Gare de Liège-Guillemins : la charpente métallique

La construction de la charpente métallique était initialement prévue pour une durée de trois ans mais ici également, l'évolution des travaux accuse un certain retard. Sans trop de précisions, l'on avance la date d'ouverture de la gare pour 2007. Si les quais et  toutes les constructions extérieures sont principalement constitués de béton blanc, la charpente de recouvrement  vitrée sera constituée d'environ 10.000 tonnes d'acier. Elle constitue l'une des principales pièces maîtresses de l'ouvrage.

La charpente est constituée de 4 parties essentielles :

  1. Les deux passerelles larges d'environ 14 mètres, reposent sur des appuis métalliques à 4 pieds, des quadripodes (10 au total) chacun d'entre eux étant posé sur les différents quais. Elles sont distantes l'une de l'autre de 160 mètres.
    3000 tonnes d'acier sont nécessaires pour la réalisation de ces deux ouvrages.

  2.  
  3. La voûte d'une largeur de 73 mètres, pièce maîtresse de la charpente, est composée de 39 arcs distants entre eux d'environ 2 mètres. D'une longueur de 200 mètres pour une hauteur de 40 mètres, elle pèse à elle seule 3500 tonnes d'acier. L'ensemble des arcs qui la compose prend appui sur chacune des deux passerelles.

  4. L'ampleur de cette voûte ne saurait laisser personne indifférent tant elle "en impose"
     
  5. Les auvents, l'un est situé du côté ville et l'autre du côté colline de Cointe. A eux deux, ils pèsent environ 2500 tonnes d'acier. L'auvent fixé du côté ville est le plus grand des deux.

  6. Construits en forme de casquette, leur rôle sera de couvrir les entrées de la gare.
     
  7. Les cinq abris de quais, trois d'entre eux prolongeant la voûte de 200 m pour les 3 quais longs et les deux autres allongeant de 150 m les deux quais courts. Leur construction nécessite 1000 tonnes d'acier.

Lorsque cette énorme ossature métallique sera positionnée sur chacun de ses appuis, le gros œuvre n'en sera pas terminé pour autant. Il devra être recouvert d'une immense  verrière d'une surface de 32300 m², soit l'équivalent de plus de 5 terrains de football. Son entretien nécessitera un système très particulier constitué de rails et de nacelles.


Vue de la charpente métallique en janvier 2006


Les quais, la charpente de la verrière et l'entrée en gare du Thalys allemand ICE

Un système d'assemblage très particulier.

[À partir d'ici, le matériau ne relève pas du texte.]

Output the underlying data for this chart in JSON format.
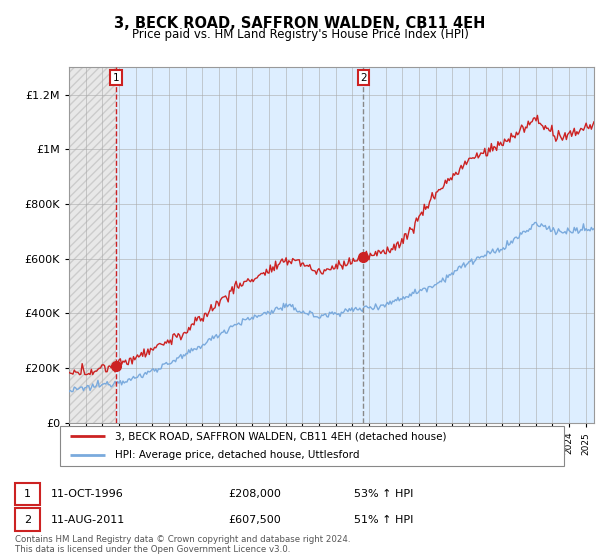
{
  "title": "3, BECK ROAD, SAFFRON WALDEN, CB11 4EH",
  "subtitle": "Price paid vs. HM Land Registry's House Price Index (HPI)",
  "legend_line1": "3, BECK ROAD, SAFFRON WALDEN, CB11 4EH (detached house)",
  "legend_line2": "HPI: Average price, detached house, Uttlesford",
  "footer1": "Contains HM Land Registry data © Crown copyright and database right 2024.",
  "footer2": "This data is licensed under the Open Government Licence v3.0.",
  "price_color": "#cc2222",
  "hpi_color": "#7aaadd",
  "ylim": [
    0,
    1300000
  ],
  "xlim_start": 1994.0,
  "xlim_end": 2025.5,
  "sale1_x": 1996.833,
  "sale1_y": 208000,
  "sale2_x": 2011.667,
  "sale2_y": 607500,
  "ann1_date": "11-OCT-1996",
  "ann1_price": "£208,000",
  "ann1_hpi": "53% ↑ HPI",
  "ann2_date": "11-AUG-2011",
  "ann2_price": "£607,500",
  "ann2_hpi": "51% ↑ HPI"
}
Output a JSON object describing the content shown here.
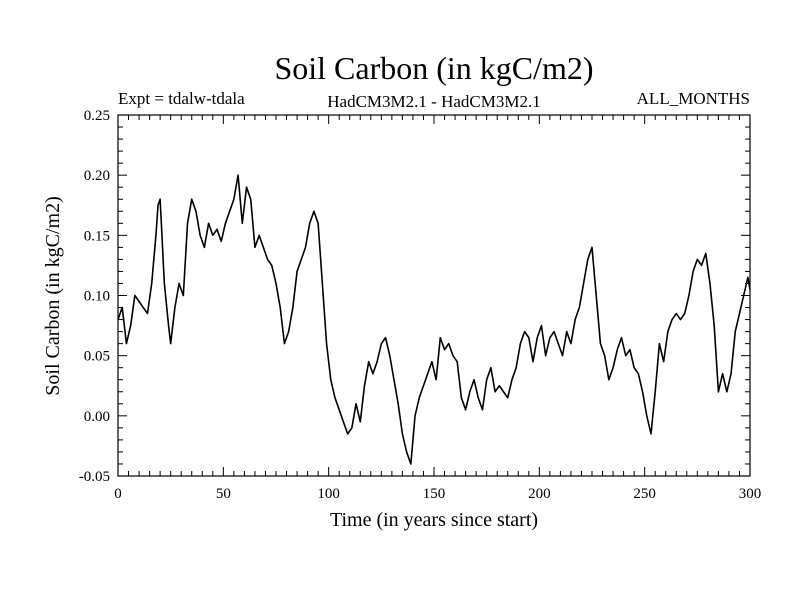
{
  "chart_data": {
    "type": "line",
    "title": "Soil Carbon (in kgC/m2)",
    "subtitle_left": "Expt = tdalw-tdala",
    "subtitle_center": "HadCM3M2.1 - HadCM3M2.1",
    "subtitle_right": "ALL_MONTHS",
    "xlabel": "Time (in years since start)",
    "ylabel": "Soil Carbon (in kgC/m2)",
    "xlim": [
      0,
      300
    ],
    "ylim": [
      -0.05,
      0.25
    ],
    "xticks": [
      0,
      50,
      100,
      150,
      200,
      250,
      300
    ],
    "xtick_labels": [
      "0",
      "50",
      "100",
      "150",
      "200",
      "250",
      "300"
    ],
    "yticks": [
      -0.05,
      0.0,
      0.05,
      0.1,
      0.15,
      0.2,
      0.25
    ],
    "ytick_labels": [
      "-0.05",
      "0.00",
      "0.05",
      "0.10",
      "0.15",
      "0.20",
      "0.25"
    ],
    "grid": false,
    "line_color": "#000000",
    "series": [
      {
        "x": [
          0,
          2,
          4,
          6,
          8,
          10,
          12,
          14,
          16,
          18,
          19,
          20,
          22,
          24,
          25,
          27,
          29,
          31,
          33,
          35,
          37,
          39,
          41,
          43,
          45,
          47,
          49,
          51,
          53,
          55,
          57,
          59,
          61,
          63,
          65,
          67,
          69,
          71,
          73,
          75,
          77,
          79,
          81,
          83,
          85,
          87,
          89,
          91,
          93,
          95,
          97,
          99,
          101,
          103,
          105,
          107,
          109,
          111,
          113,
          115,
          117,
          119,
          121,
          123,
          125,
          127,
          129,
          131,
          133,
          135,
          137,
          139,
          141,
          143,
          145,
          147,
          149,
          151,
          153,
          155,
          157,
          159,
          161,
          163,
          165,
          167,
          169,
          171,
          173,
          175,
          177,
          179,
          181,
          183,
          185,
          187,
          189,
          191,
          193,
          195,
          197,
          199,
          201,
          203,
          205,
          207,
          209,
          211,
          213,
          215,
          217,
          219,
          221,
          223,
          225,
          227,
          229,
          231,
          233,
          235,
          237,
          239,
          241,
          243,
          245,
          247,
          249,
          251,
          253,
          255,
          257,
          259,
          261,
          263,
          265,
          267,
          269,
          271,
          273,
          275,
          277,
          279,
          281,
          283,
          285,
          287,
          289,
          291,
          293,
          295,
          297,
          299,
          300
        ],
        "y": [
          0.08,
          0.09,
          0.06,
          0.075,
          0.1,
          0.095,
          0.09,
          0.085,
          0.11,
          0.15,
          0.175,
          0.18,
          0.11,
          0.075,
          0.06,
          0.09,
          0.11,
          0.1,
          0.16,
          0.18,
          0.17,
          0.15,
          0.14,
          0.16,
          0.15,
          0.155,
          0.145,
          0.16,
          0.17,
          0.18,
          0.2,
          0.16,
          0.19,
          0.18,
          0.14,
          0.15,
          0.14,
          0.13,
          0.125,
          0.11,
          0.09,
          0.06,
          0.07,
          0.09,
          0.12,
          0.13,
          0.14,
          0.16,
          0.17,
          0.16,
          0.11,
          0.06,
          0.03,
          0.015,
          0.005,
          -0.005,
          -0.015,
          -0.01,
          0.01,
          -0.005,
          0.025,
          0.045,
          0.035,
          0.045,
          0.06,
          0.065,
          0.05,
          0.03,
          0.01,
          -0.015,
          -0.03,
          -0.04,
          0.0,
          0.015,
          0.025,
          0.035,
          0.045,
          0.03,
          0.065,
          0.055,
          0.06,
          0.05,
          0.045,
          0.015,
          0.005,
          0.02,
          0.03,
          0.015,
          0.005,
          0.03,
          0.04,
          0.02,
          0.025,
          0.02,
          0.015,
          0.03,
          0.04,
          0.06,
          0.07,
          0.065,
          0.045,
          0.065,
          0.075,
          0.05,
          0.065,
          0.07,
          0.06,
          0.05,
          0.07,
          0.06,
          0.08,
          0.09,
          0.11,
          0.13,
          0.14,
          0.1,
          0.06,
          0.05,
          0.03,
          0.04,
          0.055,
          0.065,
          0.05,
          0.055,
          0.04,
          0.035,
          0.02,
          0.0,
          -0.015,
          0.02,
          0.06,
          0.045,
          0.07,
          0.08,
          0.085,
          0.08,
          0.085,
          0.1,
          0.12,
          0.13,
          0.125,
          0.135,
          0.11,
          0.075,
          0.02,
          0.035,
          0.02,
          0.035,
          0.07,
          0.085,
          0.1,
          0.115,
          0.105
        ]
      }
    ]
  }
}
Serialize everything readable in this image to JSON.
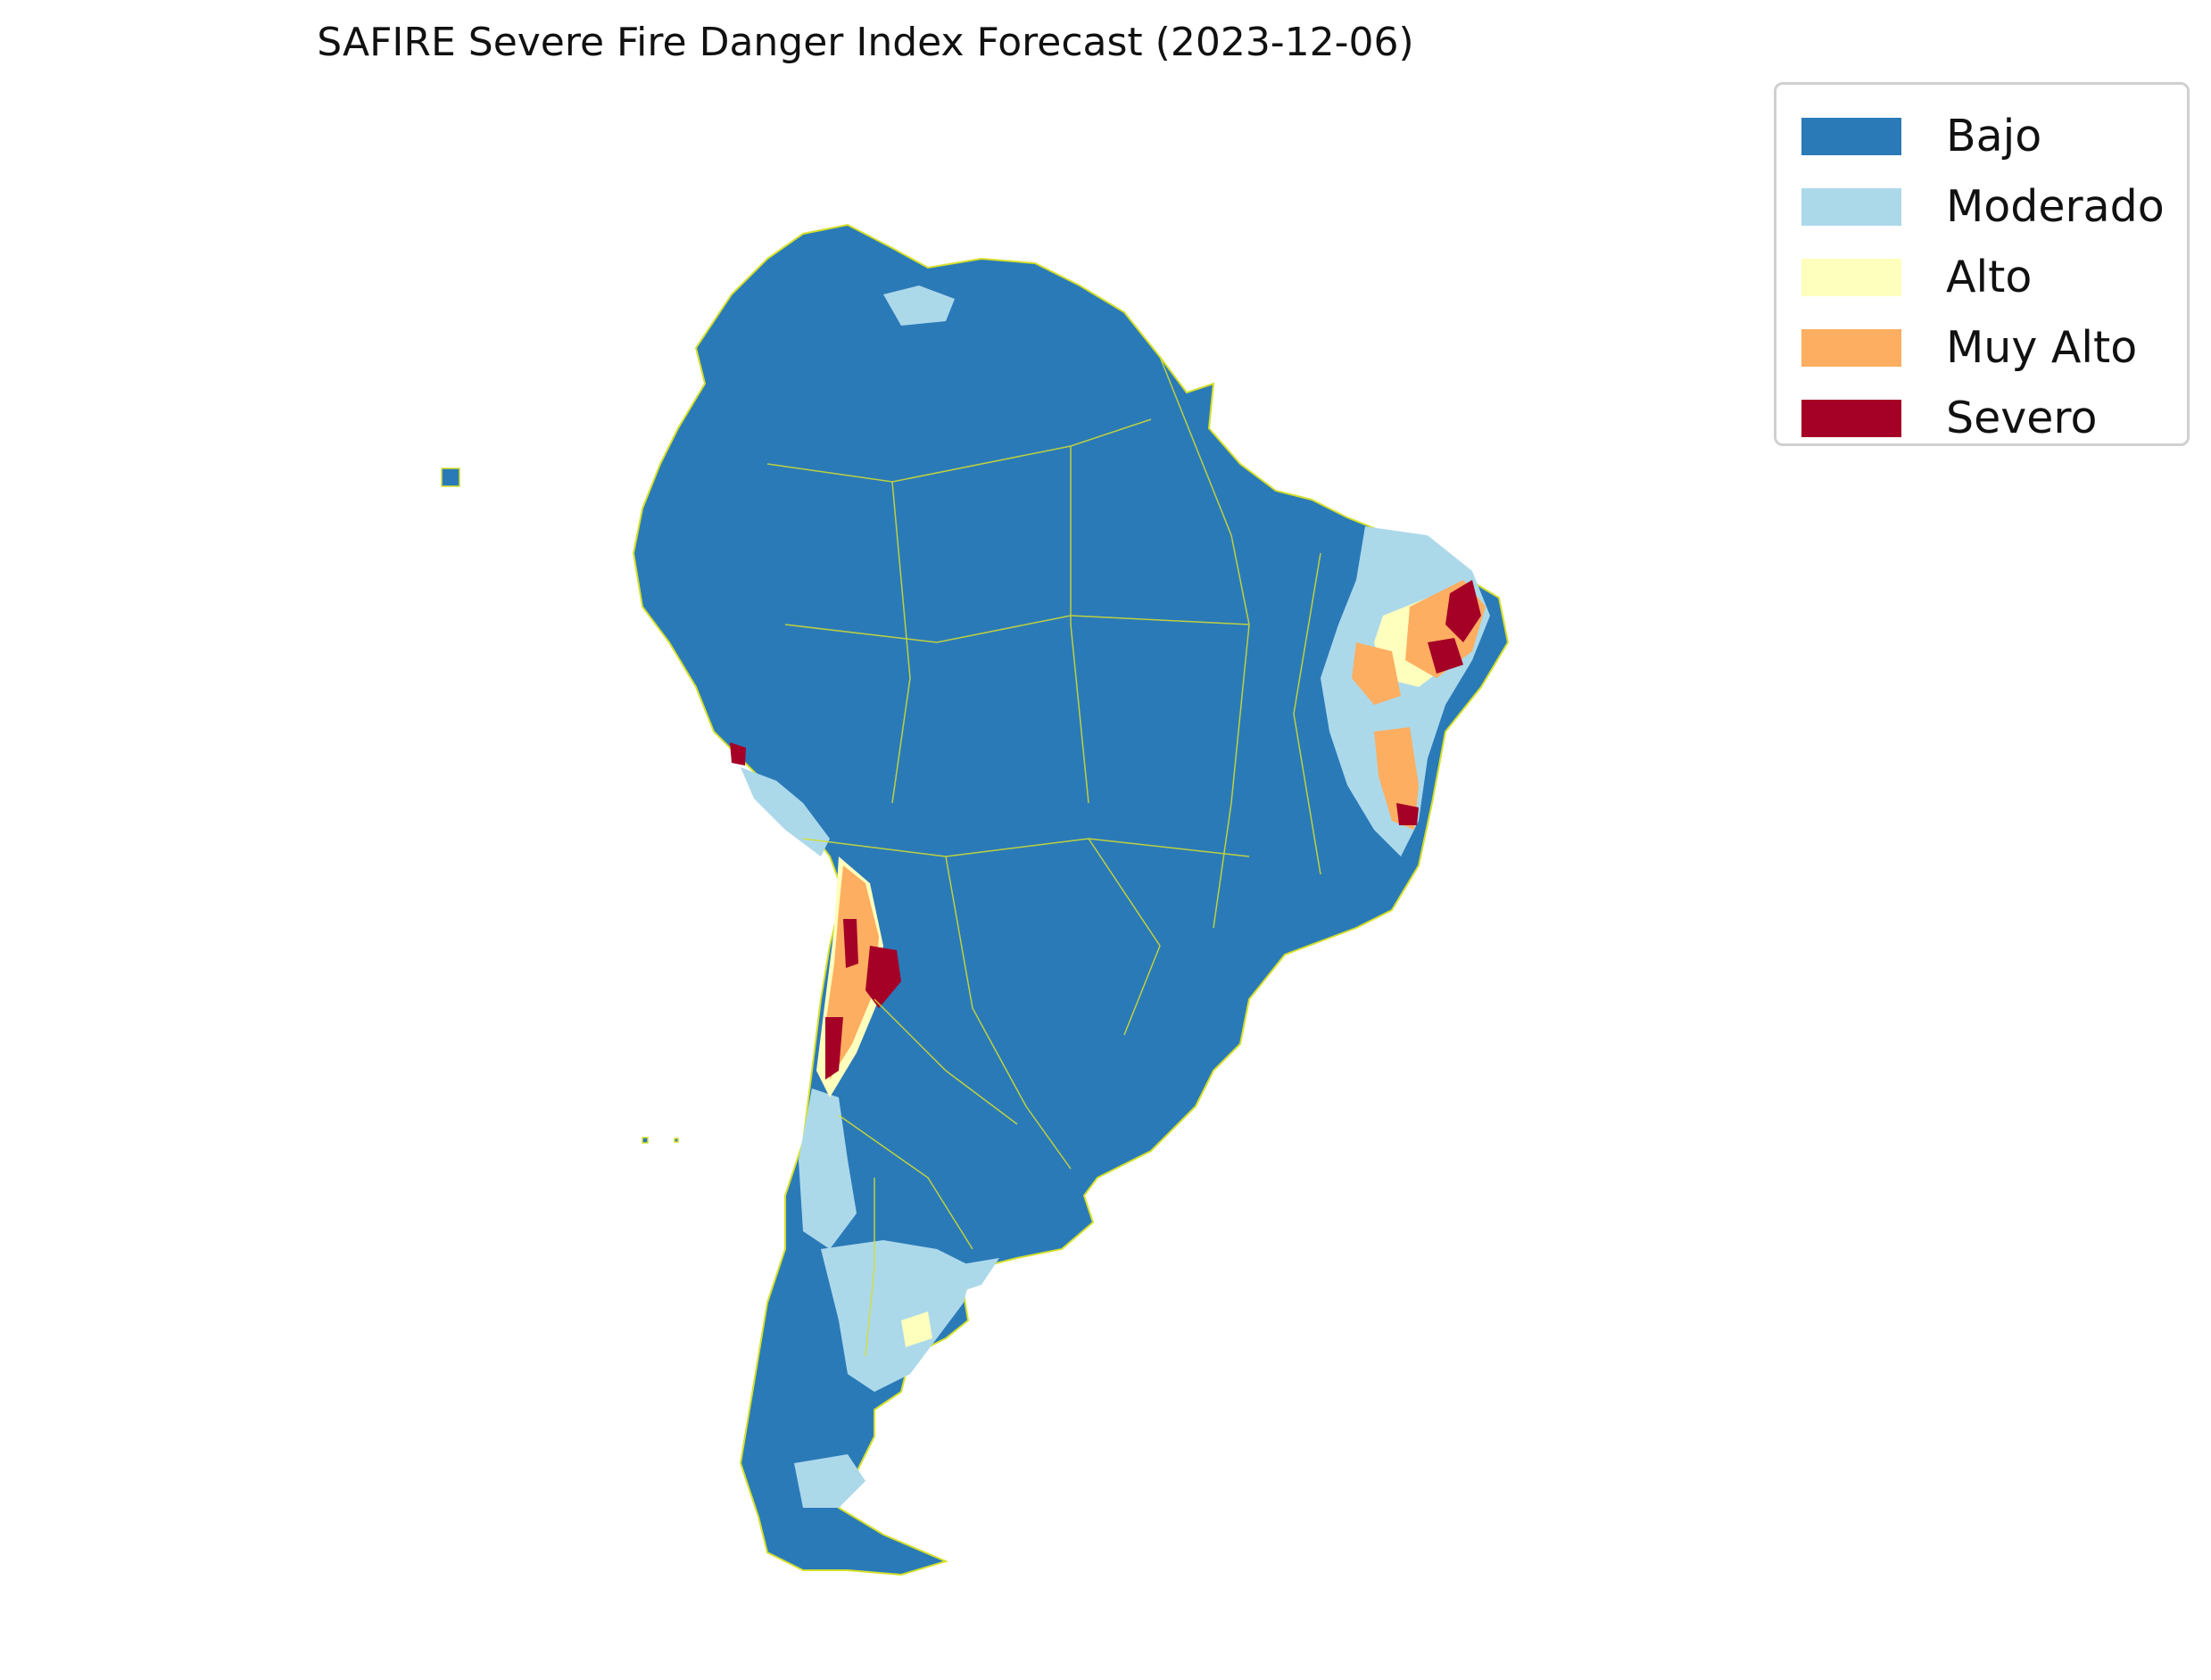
{
  "title": "SAFIRE Severe Fire Danger Index Forecast (2023-12-06)",
  "legend": {
    "placement": "top-right",
    "items": [
      {
        "label": "Bajo",
        "color": "#2b7ab8"
      },
      {
        "label": "Moderado",
        "color": "#acd9ea"
      },
      {
        "label": "Alto",
        "color": "#fefebd"
      },
      {
        "label": "Muy Alto",
        "color": "#fdae61"
      },
      {
        "label": "Severo",
        "color": "#a50026"
      }
    ]
  },
  "boundary_color": "#d6e02a"
}
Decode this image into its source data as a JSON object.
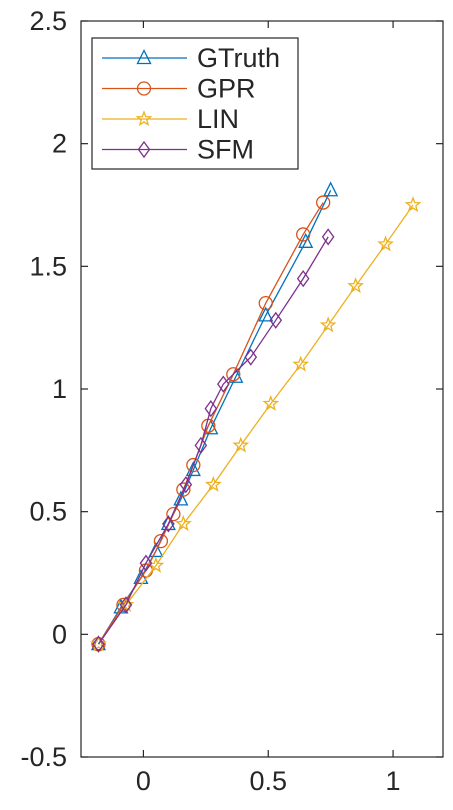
{
  "chart_data": {
    "type": "line",
    "xlim": [
      -0.25,
      1.2
    ],
    "ylim": [
      -0.5,
      2.5
    ],
    "x_ticks": [
      0,
      0.5,
      1
    ],
    "x_tick_labels": [
      "0",
      "0.5",
      "1"
    ],
    "y_ticks": [
      -0.5,
      0,
      0.5,
      1,
      1.5,
      2,
      2.5
    ],
    "y_tick_labels": [
      "-0.5",
      "0",
      "0.5",
      "1",
      "1.5",
      "2",
      "2.5"
    ],
    "grid": false,
    "legend_position": "top-left",
    "series": [
      {
        "name": "GTruth",
        "color": "#0072bd",
        "marker": "triangle",
        "x": [
          -0.18,
          -0.09,
          -0.01,
          0.05,
          0.1,
          0.15,
          0.2,
          0.27,
          0.37,
          0.49,
          0.65,
          0.75
        ],
        "y": [
          -0.04,
          0.11,
          0.23,
          0.34,
          0.45,
          0.55,
          0.67,
          0.84,
          1.05,
          1.3,
          1.6,
          1.81
        ]
      },
      {
        "name": "GPR",
        "color": "#d95319",
        "marker": "circle",
        "x": [
          -0.18,
          -0.08,
          0.01,
          0.07,
          0.12,
          0.16,
          0.2,
          0.26,
          0.36,
          0.49,
          0.64,
          0.72
        ],
        "y": [
          -0.04,
          0.12,
          0.26,
          0.38,
          0.49,
          0.59,
          0.69,
          0.85,
          1.06,
          1.35,
          1.63,
          1.76
        ]
      },
      {
        "name": "LIN",
        "color": "#edb120",
        "marker": "star",
        "x": [
          -0.18,
          -0.07,
          0.05,
          0.16,
          0.28,
          0.39,
          0.51,
          0.63,
          0.74,
          0.85,
          0.97,
          1.08
        ],
        "y": [
          -0.04,
          0.12,
          0.28,
          0.45,
          0.61,
          0.77,
          0.94,
          1.1,
          1.26,
          1.42,
          1.59,
          1.75
        ]
      },
      {
        "name": "SFM",
        "color": "#7e2f8e",
        "marker": "diamond",
        "x": [
          -0.18,
          -0.07,
          0.01,
          0.1,
          0.17,
          0.23,
          0.27,
          0.32,
          0.43,
          0.53,
          0.64,
          0.74
        ],
        "y": [
          -0.04,
          0.12,
          0.29,
          0.45,
          0.61,
          0.77,
          0.92,
          1.02,
          1.13,
          1.28,
          1.45,
          1.62
        ]
      }
    ]
  }
}
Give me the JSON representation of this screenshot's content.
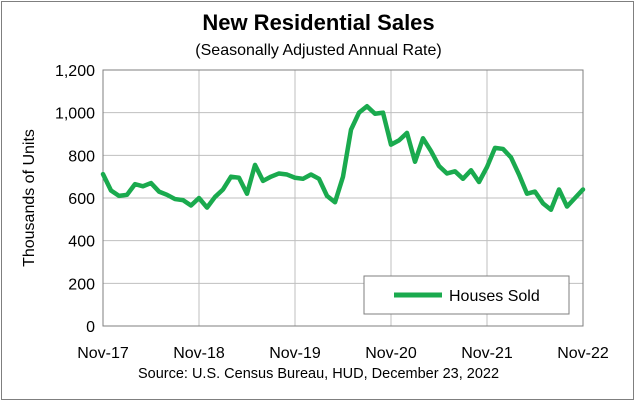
{
  "chart_data": {
    "type": "line",
    "title": "New Residential Sales",
    "subtitle": "(Seasonally Adjusted Annual Rate)",
    "ylabel": "Thousands of Units",
    "xlabel": "",
    "source": "Source:  U.S. Census Bureau, HUD, December 23, 2022",
    "ylim": [
      0,
      1200
    ],
    "yticks": [
      0,
      200,
      400,
      600,
      800,
      1000,
      1200
    ],
    "ytick_labels": [
      "0",
      "200",
      "400",
      "600",
      "800",
      "1,000",
      "1,200"
    ],
    "xtick_labels": [
      "Nov-17",
      "Nov-18",
      "Nov-19",
      "Nov-20",
      "Nov-21",
      "Nov-22"
    ],
    "xtick_positions": [
      0,
      12,
      24,
      36,
      48,
      60
    ],
    "grid": true,
    "legend_position": "bottom-right",
    "series": [
      {
        "name": "Houses Sold",
        "color": "#1aaa4e",
        "x": [
          "Nov-17",
          "Dec-17",
          "Jan-18",
          "Feb-18",
          "Mar-18",
          "Apr-18",
          "May-18",
          "Jun-18",
          "Jul-18",
          "Aug-18",
          "Sep-18",
          "Oct-18",
          "Nov-18",
          "Dec-18",
          "Jan-19",
          "Feb-19",
          "Mar-19",
          "Apr-19",
          "May-19",
          "Jun-19",
          "Jul-19",
          "Aug-19",
          "Sep-19",
          "Oct-19",
          "Nov-19",
          "Dec-19",
          "Jan-20",
          "Feb-20",
          "Mar-20",
          "Apr-20",
          "May-20",
          "Jun-20",
          "Jul-20",
          "Aug-20",
          "Sep-20",
          "Oct-20",
          "Nov-20",
          "Dec-20",
          "Jan-21",
          "Feb-21",
          "Mar-21",
          "Apr-21",
          "May-21",
          "Jun-21",
          "Jul-21",
          "Aug-21",
          "Sep-21",
          "Oct-21",
          "Nov-21",
          "Dec-21",
          "Jan-22",
          "Feb-22",
          "Mar-22",
          "Apr-22",
          "May-22",
          "Jun-22",
          "Jul-22",
          "Aug-22",
          "Sep-22",
          "Oct-22",
          "Nov-22"
        ],
        "values": [
          712,
          635,
          610,
          615,
          665,
          655,
          670,
          630,
          615,
          595,
          590,
          565,
          600,
          555,
          605,
          640,
          700,
          695,
          620,
          755,
          680,
          700,
          715,
          710,
          695,
          690,
          710,
          690,
          610,
          580,
          700,
          920,
          1000,
          1030,
          995,
          1000,
          850,
          870,
          905,
          770,
          880,
          820,
          750,
          715,
          725,
          690,
          730,
          675,
          745,
          835,
          830,
          790,
          710,
          620,
          630,
          575,
          545,
          640,
          560,
          600,
          640
        ]
      }
    ]
  }
}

4 palées ont été construites sur le quai N° 1 dans le but de soutenir la plate-forme de montage des différents arcs reliés par groupes de 5. Chaque groupe d'arcs comporte la portion de passerelle à laquelle il est soudé. Si l'on voulait décrire dans les détails la technologie de montage et de déplacement de ces portions de charpente, il faudrait entrer dans des considérations techniques pouvant rebuter plus d'un lecteur et plusieurs pages seraient nécessaires pour le faire de manière correcte. Je ne développerai donc pas ce concept.

On peut néanmoins préciser qu'un système de poussage par vérins est utilisé pour déplacer les arcs déjà construits afin de dégager l'espace sur lequel seront construits l'ensemble des 5 arcs suivants. Les quadripodes de soutien sont construits selon l'avancement des différents poussages. Après la construction et le poussage de 35 arcs, deux d'entre eux seront construits sur place côté ville. Les deux arcs manquants côté colline seront eux aussi construits sur place de même que les deux auvents et les abris de quais.

Il faut souligner l'importance des nombreux paramètres à prendre en considération lors des poussages et principalement les conditions météorologiques qui doivent être adéquates afin de limiter la déformation de l'énorme structure d'acier durant les divers déplacements. Une fois construite, la voûte abritera 5 quais et 9 voies. En date de la rédaction de ces lignes, on estime à un an le retard pris par l'avancement des travaux.


Vue de la voûte posée sur un point d'appui provisoire.

 


Un abri de quai dès potron-minet.

Notons au passage qu'un laboratoire d'études et de tests de colorimétrie relative à la teinte des différents bétons constituant l'ensemble des travaux a été mis en place sur le chantier. Malgré ces tests, on constate déjà des différences de teintes apparentes sur divers éléments. Sur différentes maquettes construites à des échelles variées, des tests très importants ont été réalisés en soufflerie en vue de calculer les résistances et les déformations des différents composants de ce vaste puzzle.